Our mental state is different. Our capacity to pay attention is different. Our very sense of aliveness. I mean, sometimes we do things. A couple of weeks ago, I was over in Marin, and these hind gliders were running off this cliff and soaring up into the air. And I was thinking, hmm, that would have you be in the moment. And I was thinking, oh, you know, yeah, it's a dangerous proposition to cast yourself completely into the moment. You know, how much we all want to do it on our own terms. And through that hesitancy, we qualify the experience to this energetic engagement then that gives rise to attention when we're in the moment we experience the moment as it is

[34:08]

There's attention, there's concentration. And then we learn from that the nature of what is.
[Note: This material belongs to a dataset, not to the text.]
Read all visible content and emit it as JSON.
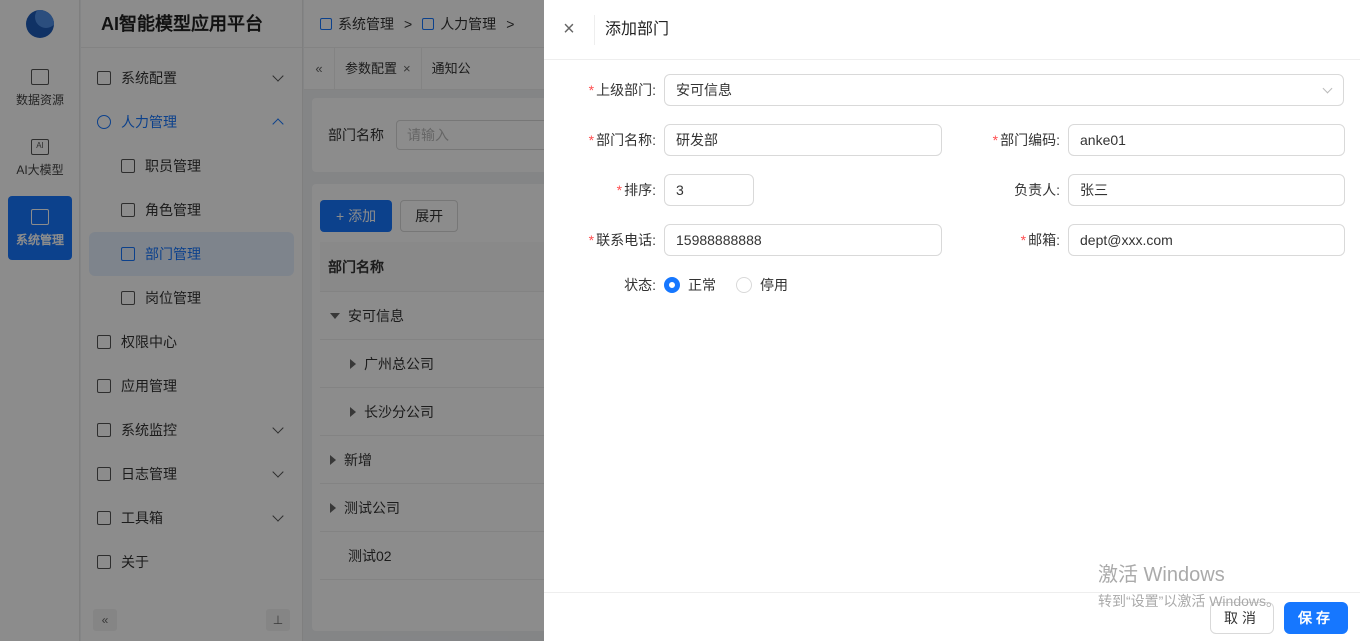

When we're in the moment, then we're literally experiencing life as it is. And so the fifth and sixth paramita are concentration and wisdom. And so Jacques was talking yesterday about working with the inmates in St. Clinton. Most of our prisons, in my opinion, are horrible places. For one thing,

[35:11]

they're very overcrowded for given a variety of reasons and in many ways they're predatory to just the human spirit and and they're very complicated So when you go there to teach, it's this enormous presumption. Many of us who go there come from this life of privilege and sweet circumstances. And then you go there where it's harsh and difficult. But this phrase that Jack was learning was producing yesterday normative learning is really that each of us can speak from the wisdom of having the life we have and what Jack was saying was he enables the prisoners just to speak to each other to teach each other who can teach someone how to practice in prison

[36:35]

any better than someone who's already doing it. So in this inner learning, it's like we're already living the life we have and we can teach ourselves how to live it. It's like your body knows completely how to breathe. But when you meditate, you discover it actually takes a diligence to learn what your body already knows. To let the breath flow unhindered in and out. To let the thoughts flow unhindered in and out. To let being alive become an easy activity rather than a distressful struggle.

[37:37]

So always life is offering us this teaching. And meditation is simply sitting down and embodying, embracing and expressing that teaching. You know, there's a famous book about practicing in prison called We're All Doing Time. And, of course, the point of the book is that each one of us is living within a set of circumstances and conditions. Each one of us has the challenge of finding freedom, of not being enslaved by our habits and compulsive behaviors. and obsessive thoughts. And meditation, Zazen, is about sitting down and recognizing that the capacity to do that is already present.

[38:57]

That this original mind, this original way of being is right in us the same way every breath is. And yet, there's something to purposefully engage. There's the six paramitas of generosity, ethics, patience. How to prepare the ground of our life so that we can walk through our life upright with dignity, respect of ourselves and others. that we can hold our fear, that we can make room in our hearts to be generous and kind. And that we can face the uncertainty of life as a learning experience.

[40:05]

So let me read Rutte's way of phrasing it. A world that is looked at so deeply wants to flourish in love. Work of the eyes is done. Now go and do the heart work on all the images imprisoned within you. For you overpowered them and even now don't know them. Learn, inner man, to look on your inner woman, the one attained from a thousand natures. the merely attained but not yet beloved form. Thank you. May our intention equally extend through every place.